4th November 2005 at 00:00
Schools don't need a playing field to win sporting awards. Chris Fautley finds one on the Isle of Wight where enthusiasm and commitment go a very long way

"The one thing that has been surprising is that we have done exceptionally well at cricket," reflects Stuart Reeves, head of PE at Nodehill Middle School, in Newport, Isle of Wight. Surprising, since Nodehill lacks a vital piece of cricket kit: a playing field. "It would be wrong to use the lack of a field as an excuse not to provide opportunities," Stuart continues - an ethos so successful that Nodehill won its third Sportsmark award this year.

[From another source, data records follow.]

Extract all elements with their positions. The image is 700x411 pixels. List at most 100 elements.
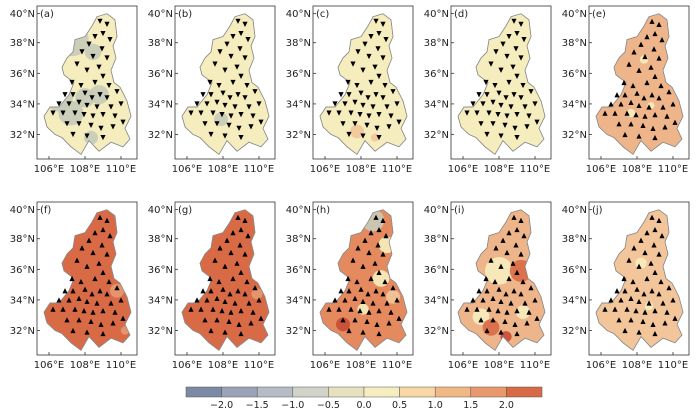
station-marker [90, 113, 96, 119]
lat-tick-label: 32°N [10, 326, 35, 337]
station-marker [636, 298, 642, 305]
station-marker [216, 278, 222, 285]
station-marker [524, 320, 530, 326]
station-marker [219, 112, 225, 118]
station-marker [97, 214, 103, 220]
station-marker [631, 49, 637, 55]
station-marker [70, 327, 76, 334]
station-marker [208, 131, 214, 138]
station-marker [498, 263, 504, 269]
station-marker [373, 288, 379, 294]
station-marker [534, 119, 540, 125]
station-marker [514, 30, 520, 37]
station-marker [514, 269, 520, 275]
colorbar-tick-label: −1.0 [281, 400, 304, 411]
station-marker [120, 119, 126, 125]
station-marker [641, 291, 647, 297]
station-marker [66, 101, 72, 107]
panel-frame [312, 201, 414, 356]
station-marker [86, 237, 92, 243]
station-marker [474, 306, 480, 312]
lon-tick-label: 108°E [208, 360, 238, 371]
station-marker [114, 89, 120, 95]
lon-tick-label: 110°E [520, 164, 550, 175]
station-marker [628, 99, 634, 105]
station-marker [108, 300, 114, 306]
station-marker [202, 317, 208, 323]
station-marker [495, 308, 501, 314]
station-marker [376, 269, 382, 275]
station-marker [502, 318, 508, 324]
station-marker [204, 297, 210, 303]
station-marker [357, 112, 363, 118]
station-marker [242, 95, 248, 101]
station-marker [526, 309, 532, 315]
lon-tick-label: 106°E [34, 360, 64, 371]
lon-tick-label: 106°E [34, 164, 64, 175]
station-marker [238, 330, 244, 337]
province-region [181, 13, 270, 155]
station-marker [670, 101, 676, 107]
station-marker [511, 18, 517, 24]
station-marker [373, 214, 379, 220]
colorbar-tick-label: −0.5 [317, 400, 340, 411]
station-marker [352, 317, 358, 323]
lat-tick-label: 40°N [286, 205, 311, 216]
station-marker [357, 308, 363, 314]
station-marker [202, 121, 208, 127]
panel-label: (f) [40, 205, 51, 216]
station-marker [514, 226, 520, 233]
station-marker [376, 134, 382, 141]
station-marker [636, 263, 642, 269]
station-marker [92, 79, 98, 86]
station-marker [86, 41, 92, 47]
station-marker [76, 121, 82, 127]
station-marker [508, 104, 514, 110]
station-marker [631, 245, 637, 251]
anomaly-patches [251, 288, 263, 300]
station-marker [220, 90, 226, 96]
station-marker [622, 327, 628, 334]
station-marker [626, 257, 632, 263]
station-marker [256, 297, 262, 303]
station-marker [658, 82, 664, 89]
station-marker [97, 92, 103, 98]
station-marker [245, 37, 251, 43]
station-marker [112, 309, 118, 315]
lon-tick-label: 106°E [172, 164, 202, 175]
lon-tick-label: 108°E [70, 164, 100, 175]
lon-tick-label: 108°E [622, 164, 652, 175]
province-region [43, 209, 132, 351]
station-marker [628, 317, 634, 323]
station-marker [100, 73, 106, 79]
station-marker [350, 257, 356, 263]
station-marker [376, 308, 382, 314]
station-marker [521, 37, 527, 43]
panel-frame [312, 5, 414, 160]
station-marker [64, 121, 70, 127]
station-marker [256, 101, 262, 107]
station-marker [641, 95, 647, 101]
station-marker [219, 308, 225, 314]
anomaly-patch [644, 301, 654, 311]
lat-tick-label: 34°N [148, 295, 173, 306]
station-marker [672, 315, 678, 321]
lat-tick-label: 38°N [10, 234, 35, 245]
colorbar-tick-label: 1.0 [428, 400, 443, 411]
station-marker [496, 286, 502, 292]
station-marker [98, 321, 104, 327]
lat-tick-label: 34°N [10, 99, 35, 110]
station-marker [340, 121, 346, 127]
station-marker [92, 275, 98, 282]
station-marker [518, 95, 524, 101]
station-marker [534, 315, 540, 321]
station-marker [656, 95, 662, 101]
province-region [457, 13, 546, 155]
province-region [319, 209, 408, 351]
station-marker [56, 297, 62, 303]
station-marker [198, 306, 204, 312]
station-marker [642, 249, 648, 256]
station-marker [513, 46, 519, 52]
station-marker [376, 30, 382, 37]
station-marker [518, 251, 524, 257]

Although they have access to another school's field, travel is time-consuming. Accordingly, full use is made of the playground to which, Stuart explains, sporting practice is often quite suited - cricket, for example.

Success has also been won by adapting to sports that can be better performed on-site, indoor athletics being a particular strength. The school also has strong contacts with outside organisations, including athletics, sailing, football and netball clubs. For example, through its work with the Isle of Wight Athletics Club, Nodehill students have competed against other schools which use facilities that Nodehill cannot possibly match. This has highlighted talented students who have progressed to represent the Island at county and national level.

Sport is afforded a high priority at Nodehill, with Years 7 and 8 allocated three 50-minute lessons each week (the Sportsmark minimum weekly requirement is 100 minutes). In Year 8, 69 per cent of boys and 49 per cent of girls regularly participate in extracurricular sport, comfortably exceeding the 30 per cent Sportsmark criterion.

As a former PE teacher, sport is one of headteacher David Morris's passions; he has never compromised on the time allocated to it. He agrees the school excels through the facilities it doesn't have. "When they get to the cricket finals at Lord's; when 11 of them get to the national finals for athletics, we do chuckle and say, 'There you are. We achieved that without a playing field,'" he says. "I think I've got an absolutely cracking PE team," he continues, in acknowledgement of the role it has played in the school's Sportsmark success: you can buy equipment, but not enthusiasm and commitment.

One of Nodehill's greatest achievements is its Morning Club for children who, although not dyspraxic, have characteristics of the condition. The club, usually six students of all ages, is run by a team led by teaching assistant Sarah Brodie. It meets each morning for 20 minutes before school.

Students enrol for half a term, and staff identify areas on which they need to work, such as balance, or full body co-ordination.

They are then set achievable activities: those with balance difficulties will try to balance on one leg; that accomplished, they try balancing on a cushion; then walking along a beam. "We very gradually increase the difficulty," Sarah says.

She has designed several exercises herself, but also uses material from Brain Gym. The benefits, including better self-esteem and confidence-building, have in turn led to students expressing themselves more. The most remarkable result, however, is academic improvement, particularly writing. Sarah says that, to a degree, the Brain Gym results are down to co-ordination. "But you look at them and think, 'How does that work?' I don't know why it works, but it does." She adds that by undertaking activities, "successful pathways" are strengthened in the brain to be used in the future. "To be able to co-ordinate your hand to write, you've got to get the right messages to your hand," she explains.

However, the Morning Club is not sold as a cure for characteristics of dyspraxia. "We usually say it will help writing and reading," says Sarah, adding that the children enjoy it. After all, if you cannot write, the last thing you want to do is practise handwriting.

David Morris was initially sceptical of the concept. Scepticism turned to surprise when Sarah showed him the handwriting results at the end of the initial course. "The difference was astonishing," says David. "I thought, 'Quirky. Let's do another six weeks with a different lot of students'."

The good results continued. "Some were astounding, so much so that I said, 'You're having me on'," he recollects. By now, parents were reporting improvements in students' work attitude and general performance. "By doing this sort of activity, it's begging questions about teaching styles and learning styles that perhaps we have been ignoring," David enthuses. "I think we have hit on something that has enormous potential."